Baisse du financement et des transactions entre 2023 et 2024
Pour autant, tout n’est pas rose. Malgré ces importants acquis, le Maroc doit relever plusieurs défis qui entravent la croissance de ses jeunes pousses. À commencer par le financement, l’un des talons d’Achille de l’écosystème depuis de nombreuses années.
«En 2024, le financement des startups au Maroc a diminué de 32,04% par rapport à l’année précédente. Au cours de cette période, le nombre de transactions y a baissé de 64,1%», révèle StartupBlink.
Et d’ajouter : «Depuis 2017, le financement total des startups dans le Royaume a dépassé 190,78 millions de dollars.»
Rappelons qu’en 2024, les startups marocaines, principalement celles spécialisées dans les technologies financières (Fintech), avaient réussi à lever 70 M$, sur les 2,2 milliards de dollars récoltés par les jeunes pousses du continent, selon la plateforme Africa :The Big Deal, loin derrière le «Big 4» formé par le Kenya (638 M$), le Nigeria (410 M$), l’Égypte (400 M$) et l’Afrique du Sud (394 M$), qui représentent près de 84% des financements levés en Afrique.
Outre le financement, le rapport recommande de renforcer le capital humain et d’améliorer la réglementation pour améliorer le tissu entrepreneurial. «Il est essentiel de s’attaquer à ces obstacles pour libérer tout le potentiel des entrepreneurs marocains et leur permettre d’avoir un impact substantiel sur leurs écosystèmes locaux», recommande-t-il.
Plusieurs initiatives pour renforcer le financement des startups marocaines
Pour réduire le gap de financement des startups marocaines, d’importants véhicules financiers comme le Fonds innov invest de Tamwilcom, Maroc numeric fund, ou encore UM6P Ventures, ont été lancés.
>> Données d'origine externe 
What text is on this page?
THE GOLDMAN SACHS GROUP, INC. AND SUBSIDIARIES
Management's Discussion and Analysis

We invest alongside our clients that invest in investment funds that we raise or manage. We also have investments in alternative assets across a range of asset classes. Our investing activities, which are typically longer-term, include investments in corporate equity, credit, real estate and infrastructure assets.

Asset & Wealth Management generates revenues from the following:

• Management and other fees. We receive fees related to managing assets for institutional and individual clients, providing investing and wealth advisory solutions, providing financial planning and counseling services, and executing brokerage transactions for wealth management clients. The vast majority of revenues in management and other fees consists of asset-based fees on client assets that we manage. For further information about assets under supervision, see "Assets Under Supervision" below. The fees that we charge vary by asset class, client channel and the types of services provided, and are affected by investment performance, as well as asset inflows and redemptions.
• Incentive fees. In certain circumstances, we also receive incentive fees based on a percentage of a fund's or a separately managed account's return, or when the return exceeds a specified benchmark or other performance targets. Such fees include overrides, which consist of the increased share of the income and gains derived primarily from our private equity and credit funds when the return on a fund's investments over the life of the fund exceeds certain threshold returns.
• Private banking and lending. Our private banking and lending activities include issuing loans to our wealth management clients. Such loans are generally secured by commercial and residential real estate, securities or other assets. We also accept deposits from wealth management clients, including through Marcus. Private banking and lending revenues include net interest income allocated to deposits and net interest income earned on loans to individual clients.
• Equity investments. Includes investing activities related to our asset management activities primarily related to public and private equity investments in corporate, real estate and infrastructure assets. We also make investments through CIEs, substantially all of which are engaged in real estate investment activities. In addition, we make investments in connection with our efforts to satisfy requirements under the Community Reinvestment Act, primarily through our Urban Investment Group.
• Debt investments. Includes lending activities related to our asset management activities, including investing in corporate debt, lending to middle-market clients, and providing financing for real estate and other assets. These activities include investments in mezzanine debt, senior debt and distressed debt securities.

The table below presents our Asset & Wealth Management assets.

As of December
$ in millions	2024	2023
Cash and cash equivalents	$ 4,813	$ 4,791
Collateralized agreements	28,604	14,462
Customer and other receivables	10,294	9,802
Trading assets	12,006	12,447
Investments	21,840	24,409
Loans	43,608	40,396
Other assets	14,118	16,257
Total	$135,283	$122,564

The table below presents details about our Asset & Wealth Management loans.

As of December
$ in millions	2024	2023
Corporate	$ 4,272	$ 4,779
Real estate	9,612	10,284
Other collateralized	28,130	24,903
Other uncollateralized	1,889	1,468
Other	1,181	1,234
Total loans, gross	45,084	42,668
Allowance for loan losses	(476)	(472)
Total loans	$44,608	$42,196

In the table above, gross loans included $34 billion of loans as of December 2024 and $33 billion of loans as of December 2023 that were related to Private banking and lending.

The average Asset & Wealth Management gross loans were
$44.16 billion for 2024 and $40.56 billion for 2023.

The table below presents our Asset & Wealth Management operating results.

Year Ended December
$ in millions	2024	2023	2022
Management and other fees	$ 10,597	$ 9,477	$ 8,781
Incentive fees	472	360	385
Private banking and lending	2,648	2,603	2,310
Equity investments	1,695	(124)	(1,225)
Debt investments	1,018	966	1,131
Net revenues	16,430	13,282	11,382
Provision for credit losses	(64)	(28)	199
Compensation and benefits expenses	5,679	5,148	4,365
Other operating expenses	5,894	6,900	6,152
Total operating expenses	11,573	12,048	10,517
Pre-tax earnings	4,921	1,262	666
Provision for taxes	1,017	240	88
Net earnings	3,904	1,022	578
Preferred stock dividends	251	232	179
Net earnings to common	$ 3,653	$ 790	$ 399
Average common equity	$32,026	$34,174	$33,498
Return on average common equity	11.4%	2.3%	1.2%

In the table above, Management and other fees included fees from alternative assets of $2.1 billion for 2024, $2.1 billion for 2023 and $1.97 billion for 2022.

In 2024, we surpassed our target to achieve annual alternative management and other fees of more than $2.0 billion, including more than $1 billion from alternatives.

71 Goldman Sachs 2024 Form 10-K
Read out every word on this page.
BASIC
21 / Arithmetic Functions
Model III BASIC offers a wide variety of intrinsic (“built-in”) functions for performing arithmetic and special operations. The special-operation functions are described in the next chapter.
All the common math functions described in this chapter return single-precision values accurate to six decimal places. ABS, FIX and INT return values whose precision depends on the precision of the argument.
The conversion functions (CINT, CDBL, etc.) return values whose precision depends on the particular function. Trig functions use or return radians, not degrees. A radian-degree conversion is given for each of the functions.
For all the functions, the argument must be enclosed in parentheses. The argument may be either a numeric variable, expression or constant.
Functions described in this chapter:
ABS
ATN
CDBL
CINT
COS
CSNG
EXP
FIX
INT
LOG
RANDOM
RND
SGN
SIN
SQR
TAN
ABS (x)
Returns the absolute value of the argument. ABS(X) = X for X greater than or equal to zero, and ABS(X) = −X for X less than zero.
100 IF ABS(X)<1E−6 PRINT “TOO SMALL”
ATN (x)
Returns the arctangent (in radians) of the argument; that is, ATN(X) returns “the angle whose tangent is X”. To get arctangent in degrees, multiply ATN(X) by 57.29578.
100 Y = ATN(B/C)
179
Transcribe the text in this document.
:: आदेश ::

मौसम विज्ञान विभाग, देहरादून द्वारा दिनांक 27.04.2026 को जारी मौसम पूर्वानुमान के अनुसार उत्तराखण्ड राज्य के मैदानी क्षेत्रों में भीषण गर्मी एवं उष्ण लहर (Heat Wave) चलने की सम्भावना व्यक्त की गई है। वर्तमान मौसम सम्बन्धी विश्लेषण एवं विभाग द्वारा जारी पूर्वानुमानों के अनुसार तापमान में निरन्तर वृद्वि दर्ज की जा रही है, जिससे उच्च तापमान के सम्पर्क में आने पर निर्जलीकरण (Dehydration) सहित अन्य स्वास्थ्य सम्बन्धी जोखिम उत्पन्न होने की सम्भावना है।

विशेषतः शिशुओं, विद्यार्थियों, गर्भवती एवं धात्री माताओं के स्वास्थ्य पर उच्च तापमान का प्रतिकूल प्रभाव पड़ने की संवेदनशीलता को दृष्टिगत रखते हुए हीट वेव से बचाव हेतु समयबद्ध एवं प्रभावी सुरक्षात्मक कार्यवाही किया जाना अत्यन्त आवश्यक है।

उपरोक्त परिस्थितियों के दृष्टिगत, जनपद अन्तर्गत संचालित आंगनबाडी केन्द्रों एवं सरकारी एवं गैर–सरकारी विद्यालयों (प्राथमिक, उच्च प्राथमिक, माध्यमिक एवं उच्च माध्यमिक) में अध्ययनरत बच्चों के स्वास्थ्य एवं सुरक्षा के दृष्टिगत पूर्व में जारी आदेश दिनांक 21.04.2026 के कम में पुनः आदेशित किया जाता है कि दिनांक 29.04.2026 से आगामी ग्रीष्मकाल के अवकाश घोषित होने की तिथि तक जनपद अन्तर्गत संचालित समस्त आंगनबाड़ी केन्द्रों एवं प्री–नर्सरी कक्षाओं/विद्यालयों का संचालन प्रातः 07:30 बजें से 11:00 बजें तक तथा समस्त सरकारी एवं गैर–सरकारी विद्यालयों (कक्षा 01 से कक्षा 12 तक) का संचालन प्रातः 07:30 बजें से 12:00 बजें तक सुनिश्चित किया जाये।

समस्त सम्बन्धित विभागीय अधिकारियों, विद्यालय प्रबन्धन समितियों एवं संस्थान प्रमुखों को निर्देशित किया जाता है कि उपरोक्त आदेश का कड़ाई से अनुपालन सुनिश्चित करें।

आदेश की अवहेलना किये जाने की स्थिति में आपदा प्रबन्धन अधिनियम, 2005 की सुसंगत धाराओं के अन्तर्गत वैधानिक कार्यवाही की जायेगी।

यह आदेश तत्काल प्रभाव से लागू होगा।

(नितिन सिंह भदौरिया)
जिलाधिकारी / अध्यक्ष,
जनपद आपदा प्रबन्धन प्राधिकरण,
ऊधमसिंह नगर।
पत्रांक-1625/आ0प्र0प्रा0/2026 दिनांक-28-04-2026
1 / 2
Le 14 avril dernier, Tamwilcom avait signé un partenariat avec Flag6Labs, l’un des principaux accélérateurs de startups dans la région MENA.
Objectif : lancer un programme d’accompagnement dédié aux startups innovantes, particulièrement celles de l’agriTech, de la fintec, de l’industrie 4.0, de la cleantech/greenTech, de l’e-santé, du Big data, ou encore de l’intelligence artificielle, afin de leur faciliter l’accès aux financements.
Il faut ajouter à cela l’enveloppe de 240 millions de dirhams que le gouvernement prévoit de débloquer, dans le cadre du programme Maroc Digital 2030, pour stimuler l’innovation et soutenir les startups.